[Bitcoin-development] Proposal: PoW-based throttling of addresses (was: Outbound connections rotation)

Isidor Zeuner cryptocurrencies at quidecco.de
Sat Aug 23 11:53:21 UTC 2014

Hi Mike,

thanks for your assessment.

Please find my replies in-line:
> >
> > Misbehaving addresses can have their connecting difficulty
> > scaled up, which should make it uneconomic to try to DoS the usage of
> > Tor exit nodes for connecting to Bitcoin.
> >
> You can't solve DoS by requiring all clients to do complicated work,

Since when? This has been a recognized approach since people called it
"hashcash" ([1] - before cryptocurrencies were even invented).

I hear your concerns, but even then, I would see the PoW-based
approach as an improvement to today's situations.

To be clear, I do not propose to have _all_ clients do complicated
work. Just those using an address which has been misbehaving. Right
now, they cannot connect at all, no matter how much resources they
dedicate towards doing so.

> all
> that means is that weak clients (like users mobile phones and tablets) are
> successfully DoSd whereas the attackers botnet of stolen computers sit
> there solving PoWs.

The way I had it in mind, well-behaved clients on an address used by
attackers would have more effort to connect because of the PoW, but
after that, they can stay connected. The attacker also has to put more
effort into connecting, and after sending malformed messages, gets
disconnected. So, the attacker would have to perform much more PoW
computations in order to keep up his attack.

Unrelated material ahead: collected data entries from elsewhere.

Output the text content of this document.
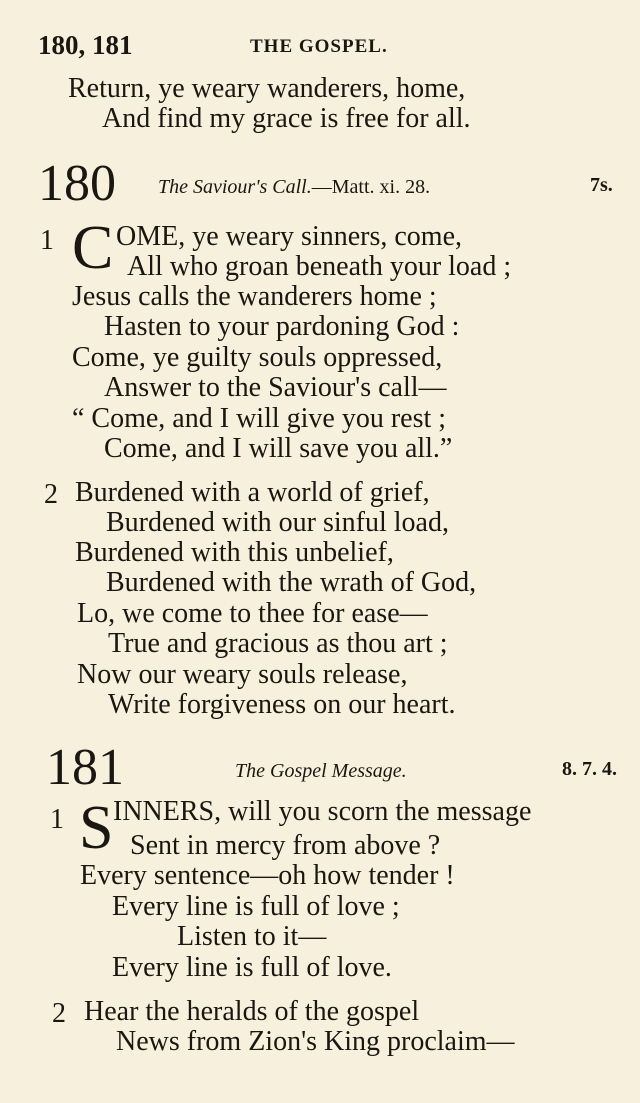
180, 181	THE GOSPEL.
Return, ye weary wanderers, home,
And find my grace is free for all.
180 The Saviour's Call.—Matt. xi. 28.	7s.
1 C OME, ye weary sinners, come,
All who groan beneath your load ;
Jesus calls the wanderers home ;
Hasten to your pardoning God :
Come, ye guilty souls oppressed,
Answer to the Saviour's call—
“ Come, and I will give you rest ;
Come, and I will save you all.”
2 Burdened with a world of grief,
Burdened with our sinful load,
Burdened with this unbelief,
Burdened with the wrath of God,
Lo, we come to thee for ease—
True and gracious as thou art ;
Now our weary souls release,
Write forgiveness on our heart.
181	The Gospel Message.	8. 7. 4.
1 S INNERS, will you scorn the message
Sent in mercy from above ?
Every sentence—oh how tender !
Every line is full of love ;
Listen to it—
Every line is full of love.
2 Hear the heralds of the gospel
News from Zion's King proclaim—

> The correct way to solve DoS is by having work prioritisation and queueing
> mechanisms, then finding ways to distinguish "good" clients from "bad"
> clients. Doing this whilst preserving privacy is hard. Long term the only
> way to solve it may be to require clients to present some kind of cookie
> during resource exhaustion events that prove they've been around for a
> while, thus allowing them to jump the queue.

Exactly. Not every user may like to have a cookie by which an observer
might get the chance to even link his connection to his previous
connections, thereby allowing the discussed deanonymization technique
to get even more effective.

Maybe having both options would be even better: In case of an attack,
those able to solve the anti-DoS PoW can still connect (just maybe
slower). Those who wish to run a weak client can choose to sacrifice
privacy for connectivity and keep a cookie for connecting.